Mahasiswa Hijaukan Kawasan Rawan Longsor di Gunungkidul

Editor: Makmun Hidayat

YOGYAKARTA — Penghijauan di kawasan lereng-lereng bukit dinilai sangat penting dilakukan untuk mengantisipasi bencana tanah longsor yang kerap terjadi khususnya saat musim penghujan seperti saat ini. 

Aktivitas penghijauan harus disadari tidak saja hanya menjadi tanggung jawab pemerintah namun juga oleh berbagai kalangan masyarakat termasuk dari unsur perguruan tinggi.

Mahasiswa dinilai memiliki peran penting sebagai salah satu elemen yang mampu menjalankan kegiatan penghijauan semacam ini. Dengan unit kegiatan mahasiswa seperti Mapala, mahasiswa bahkan dinilai mampu melakukan aktivitas penghijauan di lokasi-lokasi rawan longsor yang sulit dijangkau.

Seperti dilakukan Dewan Mahasiswa Universitas Cokroaminoto Yogyakarta. Bekerjasama dengan Mapala Unisco mereka melakukan penghijauan di kawasan lereng bukit puncak Sumilir, Dusun Pringombo, Natah, Nglipar, Gunungkidul, baru-baru ini.

Dusun Pringombo sendiri merupakan dusun terpencil  di kawasan perbukitan dengan potensi bencana tanah longsor cukup tinggi. Kepala dusun setempat, Ristadi menyebut setidaknya ada 2 titik longsor yang berdampak langsung ke warga di dusun ini.

Kepala Dusun Pringombo, Natah, Nglipar, Gunungkidul (kaos putih), bersama Wakil Rektor III UCY bidang kemahasiswaan, Farid Iskandar SH (kaos hijau), Minggu (8/3/2020). -Foto: Jatmika H Kusmargana

Hal itu disebabkan karena kondisi tanah di dusun berpemukiman tertinggi di Gunungkidul ini sangat labil akibat minimnya pohon di bagian perbukitan. Sementara warga sendiri kesulitan melakukan penanaman pohon secara swadaya karena keterbatasan akses, maupun sumberdaya.

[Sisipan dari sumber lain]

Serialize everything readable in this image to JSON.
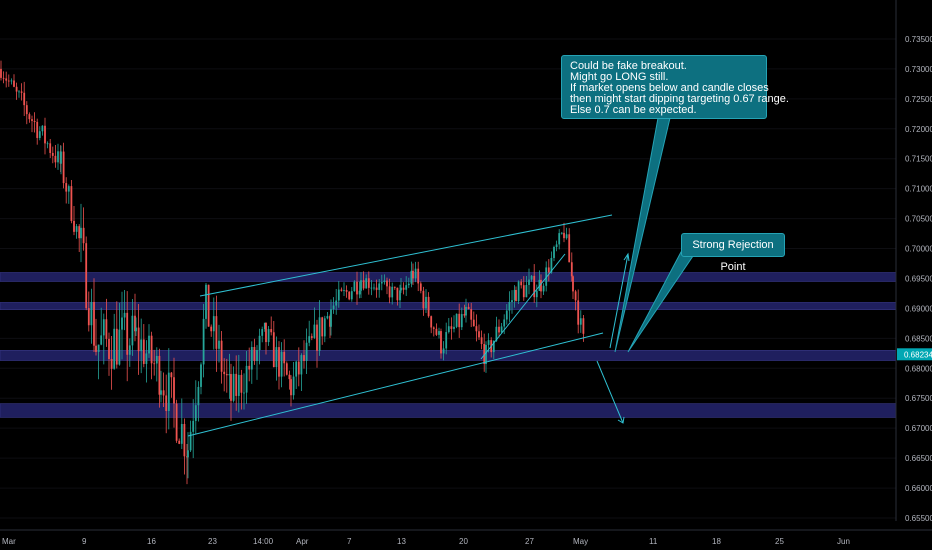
{
  "chart_data": {
    "type": "candlestick",
    "price_axis": {
      "ticks": [
        "0.73500",
        "0.73000",
        "0.72500",
        "0.72000",
        "0.71500",
        "0.71000",
        "0.70500",
        "0.70000",
        "0.69500",
        "0.69000",
        "0.68500",
        "0.68000",
        "0.67500",
        "0.67000",
        "0.66500",
        "0.66000",
        "0.65500"
      ],
      "range": [
        0.6545,
        0.7375
      ]
    },
    "time_axis": {
      "ticks": [
        "Mar",
        "9",
        "16",
        "23",
        "14:00",
        "Apr",
        "7",
        "13",
        "20",
        "27",
        "May",
        "11",
        "18",
        "25",
        "Jun"
      ]
    },
    "last_price": "0.68234",
    "series_segments": [
      {
        "from_x": 0,
        "to_x": 18,
        "start": 0.73,
        "end": 0.725,
        "vol": 0.003
      },
      {
        "from_x": 18,
        "to_x": 60,
        "start": 0.725,
        "end": 0.714,
        "vol": 0.004
      },
      {
        "from_x": 60,
        "to_x": 80,
        "start": 0.714,
        "end": 0.7,
        "vol": 0.005
      },
      {
        "from_x": 80,
        "to_x": 95,
        "start": 0.7,
        "end": 0.684,
        "vol": 0.009
      },
      {
        "from_x": 95,
        "to_x": 135,
        "start": 0.684,
        "end": 0.685,
        "vol": 0.01
      },
      {
        "from_x": 135,
        "to_x": 160,
        "start": 0.685,
        "end": 0.679,
        "vol": 0.008
      },
      {
        "from_x": 160,
        "to_x": 187,
        "start": 0.679,
        "end": 0.667,
        "vol": 0.009
      },
      {
        "from_x": 187,
        "to_x": 205,
        "start": 0.667,
        "end": 0.69,
        "vol": 0.009
      },
      {
        "from_x": 205,
        "to_x": 230,
        "start": 0.69,
        "end": 0.675,
        "vol": 0.008
      },
      {
        "from_x": 230,
        "to_x": 265,
        "start": 0.675,
        "end": 0.685,
        "vol": 0.007
      },
      {
        "from_x": 265,
        "to_x": 290,
        "start": 0.685,
        "end": 0.677,
        "vol": 0.006
      },
      {
        "from_x": 290,
        "to_x": 330,
        "start": 0.677,
        "end": 0.69,
        "vol": 0.006
      },
      {
        "from_x": 330,
        "to_x": 360,
        "start": 0.69,
        "end": 0.695,
        "vol": 0.004
      },
      {
        "from_x": 360,
        "to_x": 400,
        "start": 0.695,
        "end": 0.692,
        "vol": 0.003
      },
      {
        "from_x": 400,
        "to_x": 412,
        "start": 0.692,
        "end": 0.696,
        "vol": 0.004
      },
      {
        "from_x": 412,
        "to_x": 440,
        "start": 0.696,
        "end": 0.684,
        "vol": 0.004
      },
      {
        "from_x": 440,
        "to_x": 465,
        "start": 0.684,
        "end": 0.689,
        "vol": 0.004
      },
      {
        "from_x": 465,
        "to_x": 485,
        "start": 0.689,
        "end": 0.682,
        "vol": 0.004
      },
      {
        "from_x": 485,
        "to_x": 515,
        "start": 0.682,
        "end": 0.693,
        "vol": 0.004
      },
      {
        "from_x": 515,
        "to_x": 540,
        "start": 0.693,
        "end": 0.694,
        "vol": 0.004
      },
      {
        "from_x": 540,
        "to_x": 563,
        "start": 0.694,
        "end": 0.703,
        "vol": 0.003
      },
      {
        "from_x": 563,
        "to_x": 572,
        "start": 0.703,
        "end": 0.694,
        "vol": 0.004
      },
      {
        "from_x": 572,
        "to_x": 585,
        "start": 0.694,
        "end": 0.682,
        "vol": 0.004
      }
    ],
    "zones": [
      {
        "from": 0.6945,
        "to": 0.696
      },
      {
        "from": 0.6898,
        "to": 0.691
      },
      {
        "from": 0.6813,
        "to": 0.683
      },
      {
        "from": 0.6718,
        "to": 0.6741
      }
    ],
    "colors": {
      "up": "#26a69a",
      "down": "#ef5350",
      "line": "#2fc1d3",
      "zone": "#1f1f5e",
      "zone_edge": "#3a3a8a",
      "axis_text": "#b2b5be",
      "callout_bg": "#0d7080",
      "price_tag": "#00a7b3"
    }
  },
  "annotations": {
    "note_lines": [
      "Could be fake breakout.",
      "Might go LONG still.",
      "If market opens below and candle closes",
      "then might start dipping targeting 0.67 range.",
      "Else 0.7 can be expected."
    ],
    "rejection_label": "Strong Rejection Point"
  }
}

“Karena itu kita sangat membutuhkan kegiatan penanaman pohon seperti dilakukan para mahasiswa seperti ini. Agar dapat mencegah longsor. Karena tahun lalu saja, terpaksa ada sejumlah warga yang harus direlokasi karena rumahnya tertimbun longsor,” katanya, belum lama ini.

Ketua Mapala Unisco, Aqwami, sendiri mengaku menanam sedikitnya 350 bibit pohon keras di dusun ini setelah melihat kondisi dusun yang gundul di bagian bukit. Ia bersama rekan-rekannya lalu mengajukan bantuan bibit ke pemerintah untuk ditanam di lokasi ini.

“Awaknya kita hanya melakukan kegiatan Mapala di sini. Namun karena melihat kawasan di sini masih jarang pohon dan berpotensi longsor kita mengupayakan melakukan penghijauan,” ungkapnya.

Wakil Rektor III UCY Bidang Kemahasiswaan, Farid Iskandar SH, menyebut kegiatan penghijauan yang dilakukan mahasiswa semacam ini merupakan salah satu wujud dari ajaran Tri Dharma perguruan tinggi. Yakni, melakukan pengabdian masyarakat.

“Ini merupakan bagian dari tanggung jawab sosial perguruan tinggi ke masyarakat, bahwa mahasiswa tidak hanya bisa belajar atau demo tapi juga harus mampu merespon kebutuhan sosial. Termasuk menjaga keseimbangan lingkungan,” katanya.

Selain bermanfaat sebagai sumber oksigen dan penyimpanan air, kegiatan penghijauan juga dinilai mampu melindungi struktur tanah dari longsor. Salah satu hal yang juga tak kalah penting adalah menjaga kelestarian alam serta hubungan baik yang dibangun antara perguruan tinggi dan masyarakat.

Lihat juga...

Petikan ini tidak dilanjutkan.